Abderrahmane Tlili gründete die Unionist Democratic Union (UDU). Es ist eng mit der Union Générale des Travailleurs Tunisiens (UGTT) verbunden, der größten Gewerkschaft des Landes. Eine hohe Konzentration von Gewerkschaftsmitgliedern bildet den Wahlkreis der UDU. Die UDU setzt sich sowohl für den arabischen Nationalismus als auch für die Friedensgespräche zwischen Israel und der PLO ein.

Psl

1993 wurde die Social Party for Progress (PSP) zur Socialist Liberal Party (PSL). Unter der Leitung von Mounir Beji, einem Anwalt, unterstützt die PSL den Liberalismus, die wirtschaftliche Privatisierung und die außenpolitischen Interessen der USA in der Region. Obwohl es als die schwächste juristische Partei angesehen wurde, erhielt es bei den Parlamentswahlen 1999 zwei Abgeordnete.

Fdtl

Das 1994 gegründete Demokratische Forum für Arbeit und Freiheiten (FDTL) wurde 2002 legalisiert. Sein Generalsekretär Mustapha Ben Jaafar, ein ehemaliger Führer des MDS, definiert seine Ideologie als sozialdemokratisch.
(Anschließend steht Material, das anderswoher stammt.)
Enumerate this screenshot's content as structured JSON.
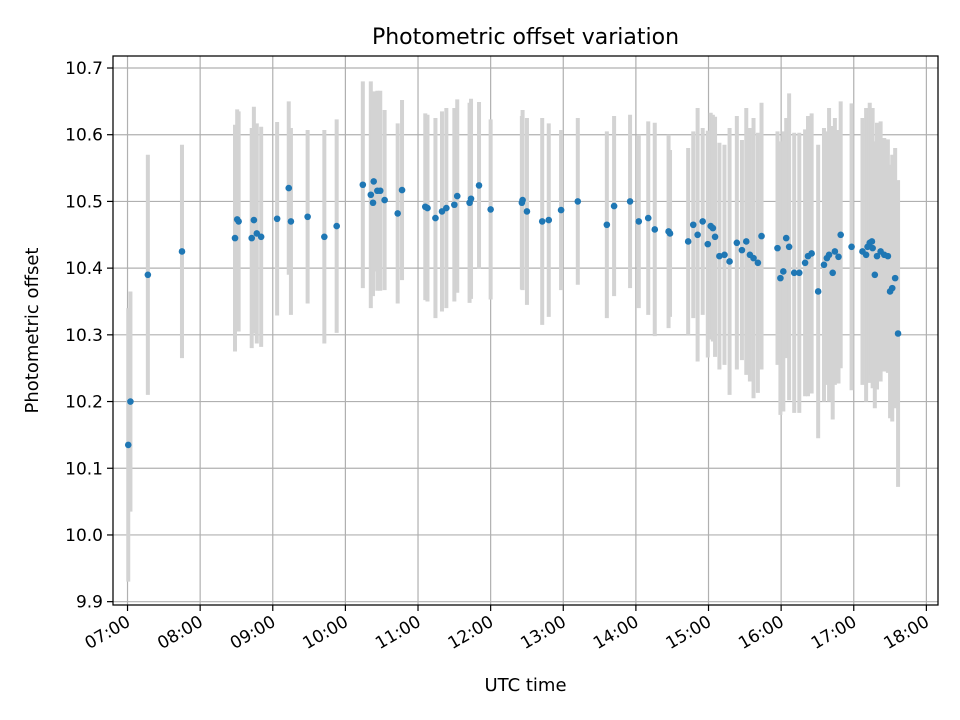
{
  "chart_data": {
    "type": "scatter",
    "title": "Photometric offset variation",
    "xlabel": "UTC time",
    "ylabel": "Photometric offset",
    "x_unit": "hours UTC",
    "xlim": [
      6.8,
      18.16
    ],
    "ylim": [
      9.895,
      10.718
    ],
    "x_ticks": [
      7,
      8,
      9,
      10,
      11,
      12,
      13,
      14,
      15,
      16,
      17,
      18
    ],
    "x_tick_labels": [
      "07:00",
      "08:00",
      "09:00",
      "10:00",
      "11:00",
      "12:00",
      "13:00",
      "14:00",
      "15:00",
      "16:00",
      "17:00",
      "18:00"
    ],
    "y_ticks": [
      9.9,
      10.0,
      10.1,
      10.2,
      10.3,
      10.4,
      10.5,
      10.6,
      10.7
    ],
    "y_tick_labels": [
      "9.9",
      "10.0",
      "10.1",
      "10.2",
      "10.3",
      "10.4",
      "10.5",
      "10.6",
      "10.7"
    ],
    "grid": true,
    "x_tick_rotation": 30,
    "colors": {
      "points": "#1f77b4",
      "error_bars": "#d3d3d3",
      "grid": "#b0b0b0"
    },
    "series": [
      {
        "x": [
          7.01,
          7.04,
          7.28,
          7.75,
          8.48,
          8.51,
          8.53,
          8.71,
          8.74,
          8.78,
          8.84,
          9.06,
          9.22,
          9.25,
          9.48,
          9.71,
          9.88,
          10.24,
          10.35,
          10.38,
          10.39,
          10.44,
          10.48,
          10.54,
          10.72,
          10.78,
          11.1,
          11.13,
          11.24,
          11.33,
          11.39,
          11.5,
          11.54,
          11.71,
          11.73,
          11.84,
          12.0,
          12.43,
          12.44,
          12.5,
          12.71,
          12.8,
          12.97,
          13.2,
          13.6,
          13.7,
          13.92,
          14.04,
          14.17,
          14.26,
          14.45,
          14.47,
          14.72,
          14.79,
          14.85,
          14.92,
          14.99,
          15.03,
          15.06,
          15.09,
          15.15,
          15.22,
          15.29,
          15.39,
          15.46,
          15.52,
          15.57,
          15.62,
          15.68,
          15.73,
          15.95,
          15.99,
          16.03,
          16.07,
          16.11,
          16.18,
          16.25,
          16.33,
          16.37,
          16.42,
          16.51,
          16.59,
          16.63,
          16.66,
          16.71,
          16.74,
          16.79,
          16.82,
          16.97,
          17.12,
          17.17,
          17.19,
          17.22,
          17.25,
          17.26,
          17.29,
          17.32,
          17.37,
          17.42,
          17.47,
          17.5,
          17.53,
          17.57,
          17.61
        ],
        "y": [
          10.135,
          10.2,
          10.39,
          10.425,
          10.445,
          10.473,
          10.47,
          10.445,
          10.472,
          10.452,
          10.447,
          10.474,
          10.52,
          10.47,
          10.477,
          10.447,
          10.463,
          10.525,
          10.51,
          10.498,
          10.53,
          10.516,
          10.516,
          10.502,
          10.482,
          10.517,
          10.492,
          10.49,
          10.475,
          10.485,
          10.49,
          10.495,
          10.508,
          10.498,
          10.504,
          10.524,
          10.488,
          10.498,
          10.502,
          10.485,
          10.47,
          10.472,
          10.487,
          10.5,
          10.465,
          10.493,
          10.5,
          10.47,
          10.475,
          10.458,
          10.455,
          10.452,
          10.44,
          10.465,
          10.45,
          10.47,
          10.436,
          10.463,
          10.46,
          10.447,
          10.418,
          10.42,
          10.41,
          10.438,
          10.427,
          10.44,
          10.42,
          10.415,
          10.408,
          10.448,
          10.43,
          10.385,
          10.395,
          10.445,
          10.432,
          10.393,
          10.393,
          10.408,
          10.418,
          10.422,
          10.365,
          10.405,
          10.415,
          10.42,
          10.393,
          10.425,
          10.417,
          10.45,
          10.432,
          10.425,
          10.42,
          10.432,
          10.438,
          10.44,
          10.43,
          10.39,
          10.418,
          10.425,
          10.42,
          10.418,
          10.365,
          10.37,
          10.385,
          10.302
        ],
        "err": [
          0.205,
          0.165,
          0.18,
          0.16,
          0.17,
          0.165,
          0.165,
          0.165,
          0.17,
          0.165,
          0.165,
          0.145,
          0.13,
          0.14,
          0.13,
          0.16,
          0.16,
          0.155,
          0.17,
          0.14,
          0.135,
          0.15,
          0.15,
          0.135,
          0.135,
          0.135,
          0.14,
          0.14,
          0.15,
          0.15,
          0.15,
          0.145,
          0.145,
          0.15,
          0.15,
          0.125,
          0.135,
          0.13,
          0.135,
          0.14,
          0.155,
          0.145,
          0.12,
          0.125,
          0.14,
          0.135,
          0.13,
          0.13,
          0.145,
          0.16,
          0.145,
          0.125,
          0.14,
          0.14,
          0.19,
          0.14,
          0.17,
          0.17,
          0.17,
          0.18,
          0.17,
          0.165,
          0.2,
          0.19,
          0.165,
          0.2,
          0.19,
          0.21,
          0.195,
          0.2,
          0.175,
          0.205,
          0.21,
          0.18,
          0.23,
          0.21,
          0.21,
          0.2,
          0.21,
          0.21,
          0.22,
          0.205,
          0.19,
          0.22,
          0.22,
          0.2,
          0.19,
          0.2,
          0.215,
          0.2,
          0.22,
          0.2,
          0.21,
          0.2,
          0.21,
          0.2,
          0.2,
          0.195,
          0.175,
          0.175,
          0.19,
          0.2,
          0.195,
          0.23
        ]
      }
    ]
  }
}
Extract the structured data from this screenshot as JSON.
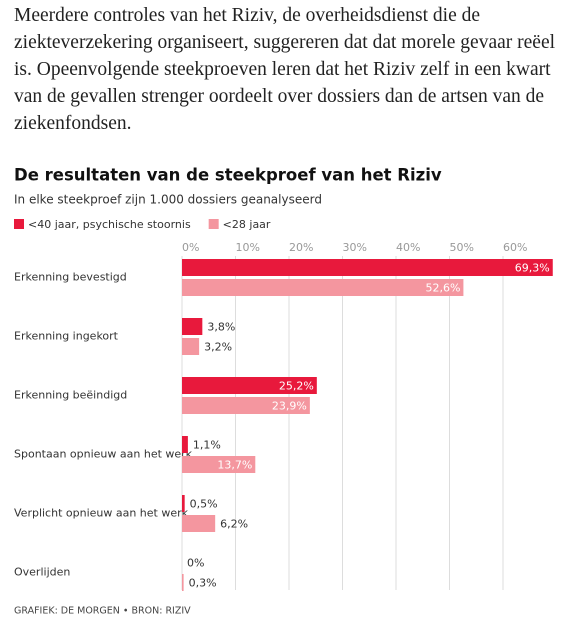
{
  "article": {
    "text": "Meerdere controles van het Riziv, de overheidsdienst die de ziekteverzekering organiseert, suggereren dat dat morele gevaar reëel is. Opeenvolgende steekproeven leren dat het Riziv zelf in een kwart van de gevallen strenger oordeelt over dossiers dan de artsen van de ziekenfondsen."
  },
  "chart_data": {
    "type": "hbar",
    "title": "De resultaten van de steekproef van het Riziv",
    "subtitle": "In elke steekproef zijn 1.000 dossiers geanalyseerd",
    "source": "GRAFIEK: DE MORGEN • BRON: RIZIV",
    "categories": [
      "Erkenning bevestigd",
      "Erkenning ingekort",
      "Erkenning beëindigd",
      "Spontaan opnieuw aan het werk",
      "Verplicht opnieuw aan het werk",
      "Overlijden"
    ],
    "series": [
      {
        "name": "<40 jaar, psychische stoornis",
        "color": "#e8193c",
        "values": [
          69.3,
          3.8,
          25.2,
          1.1,
          0.5,
          0
        ],
        "value_labels": [
          "69,3%",
          "3,8%",
          "25,2%",
          "1,1%",
          "0,5%",
          "0%"
        ]
      },
      {
        "name": "<28 jaar",
        "color": "#f4969f",
        "values": [
          52.6,
          3.2,
          23.9,
          13.7,
          6.2,
          0.3
        ],
        "value_labels": [
          "52,6%",
          "3,2%",
          "23,9%",
          "13,7%",
          "6,2%",
          "0,3%"
        ]
      }
    ],
    "xlim": [
      0,
      70
    ],
    "xticks": [
      {
        "value": 0,
        "label": "0%"
      },
      {
        "value": 10,
        "label": "10%"
      },
      {
        "value": 20,
        "label": "20%"
      },
      {
        "value": 30,
        "label": "30%"
      },
      {
        "value": 40,
        "label": "40%"
      },
      {
        "value": 50,
        "label": "50%"
      },
      {
        "value": 60,
        "label": "60%"
      }
    ],
    "grid": true
  }
}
Seit 1993 wurden neue Gesetze eingeführt, um den politischen Pluralismus zu fördern. Dementsprechend teilen sich die legalen Oppositionsparteien ab 2003 34 von 182 Sitzen in der Abgeordnetenkammer. Die Ergebnisse der Parlamentswahlen von 1999 waren wie folgt: RCD, 148 Abgeordnete; MDS, 13; PUP, 7; UDU, 7; Ettajdid, 5; PSL, 2; PDP, 0.

Literaturverzeichnis

Murphy, Emma. Wirtschaftlicher und politischer Wandel in Tunesien: Von Bourguiba an Ben Ali. New York: St. Martin's Press in Zusammenarbeit mit der University of Durham, 1999.

Nelson, Harold D., Hrsg. Tunesien: Eine Länderstudie, 3D-Ausgabe. Washington, DC: Druckerei der US-Regierung, 1986.

Perkins, Kenneth J. Historisches Wörterbuch von Tunesien. Metuchen, NJ: Scarecrow Press, 1989.

Zartman, I. William, ed. Tunesien: Die politische Ökonomie der Reformen. Boulder, CO: L. Rienner, 1991.